Peggy kept spotting lizards, but when I looked they had scooted. I had the eye for birds, however, of which there are surprising numbers in this parched place. After we had supped on tabouli with fresh garlic and avocado, tomato and mustard-dill sauce, under the ranger station ramada, we discovered that there was a plant ID trail starting alongside us. So we went for another stroll.

Peggy's Mojave

Joshua Tree
At this season most of the leafy critters are withered virtually nondescript, to our innocent eyes, but the cactus, woody plants, and yuccas are distinguishable, which was fun. We got snagged by the wait-a-minute bush, sorted out the chollas, discovered that most of the floral variety had been invisible to us. When we approached the 'Desert Almond: Prunus fasciculata. The almond flavored fruit of this plant is the favorite food of the antelope ground squirrel", a ground squirrel popped out from under it right on cue. We followed him along the guided path. The California State Park System does a terrific job, we thought. In fact, all across the US state parks are the best places for camping, services, cleanliness, etc.

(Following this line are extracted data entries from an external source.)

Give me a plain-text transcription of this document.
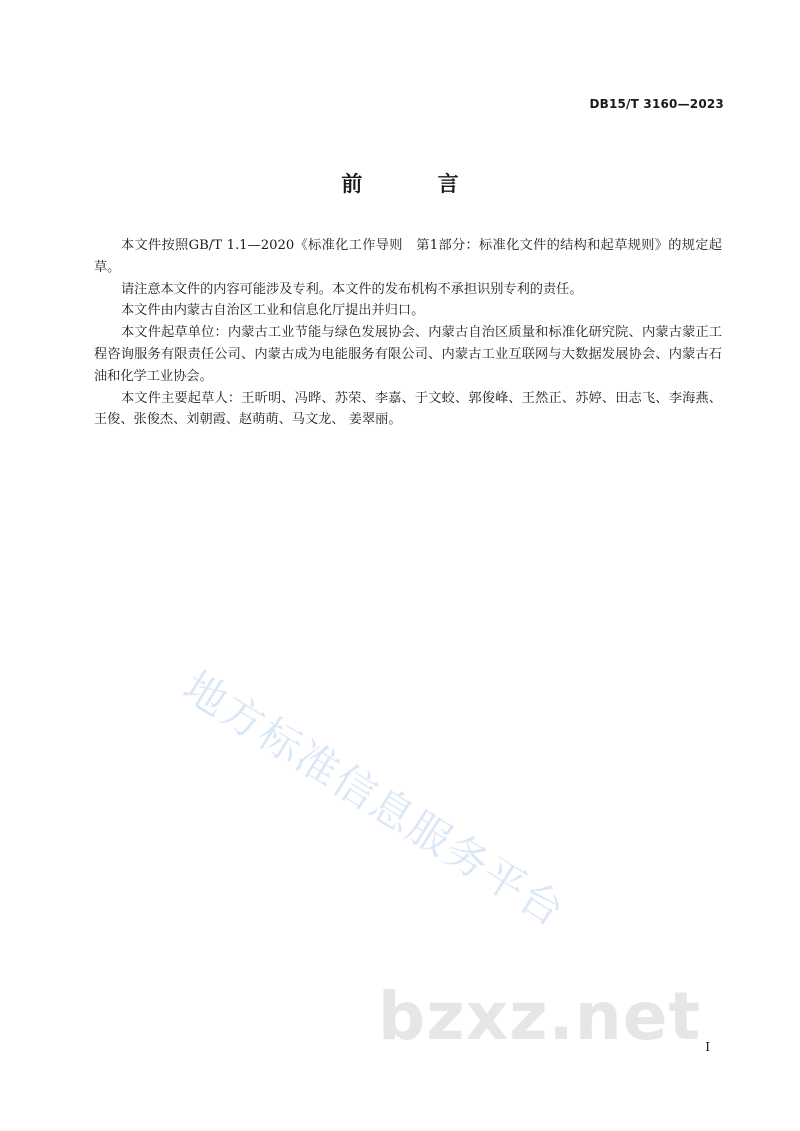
DB15/T 3160—2023
前 言

本文件按照GB/T 1.1—2020《标准化工作导则　第1部分：标准化文件的结构和起草规则》的规定起草。

请注意本文件的内容可能涉及专利。本文件的发布机构不承担识别专利的责任。

本文件由内蒙古自治区工业和信息化厅提出并归口。

本文件起草单位：内蒙古工业节能与绿色发展协会、内蒙古自治区质量和标准化研究院、内蒙古蒙正工程咨询服务有限责任公司、内蒙古成为电能服务有限公司、内蒙古工业互联网与大数据发展协会、内蒙古石油和化学工业协会。

本文件主要起草人：王昕明、冯晔、苏荣、李嘉、于文蛟、郭俊峰、王然正、苏婷、田志飞、李海燕、王俊、张俊杰、刘朝霞、赵萌萌、马文龙、 姜翠丽。

地方标准信息服务平台
bzxz.net I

Thoroughly informed, we put our tires to the gravel again. The parking lots were getting fuller, and we were beginning to feel a little shriveled. Eyes smarting, sneezing at the dust and desert incense. The thought of showers was pulling us out of the backland. And there was a nice long circuit yet to make around the east Mojave. We still might find a quiet pitch.

Desert Study

Tarantula Country
Our meander circled up and around the north end of the Providence chain, through a forest of Joshua trees, frozen in extravagant eloquence. From a high vantage we looked across expanses of bristling "wasteland." A lone dirt track leading west, for all the world like an emigrant trail of the 1850s. But when I tried to focus the camera on the image out of time, it proved elusory. Maybe you can’t photograph the past. This desert was the last hard push for those who crossed to California by the southern route, and we didn’t envy them the passage. But even here in this evaporated expanse there were cattle ranging, and waxing sleek on the fuzz of small grasses and such, which seem to survive almost everywhere.

Crossing the SantaFe RR line at Kelso Junction, with its big mission style depot and a smattering of palms in the middle of nowhere, we navigated a wide tilted valley toward the Kelso Dunes. We had been able to see this wrinkled puddle of white windsculpted sand for 20 miles or more, and it looked poured out on the desert floor, like flour spilled from a sack. But up close the signs said, “Fragile environment: do not enter,” so we passed on. I had wanted to go out and meet Lawrence there, and some camels, but..

Kelso Junction

We did encounter a tarantula crossing the road, and that made our minds up. After whooping and leaping over a last hillandgully ride, we entered the eternal highway trash zone, said goodbye to the barrel-boys, and whooshed into the arterial rush. Highway 40. Barstow here we go.

As you travel west across Mojave the land becomes lower, dryer and flatter. The plants don’t entirely disappear, they just space themselves farther apart, and it begins to look like the desert of my expectations. The shadowed mountains move back. Occasional lava flows, looking fresh-poured, ooze downslope. Single mountains rising from the basin speak of mythic being. And the descending sun eased into a spreading stratus, letting our eyes cool and our skin relax. For all our craving for solitude we are not desert people. Even Barstow had its charm.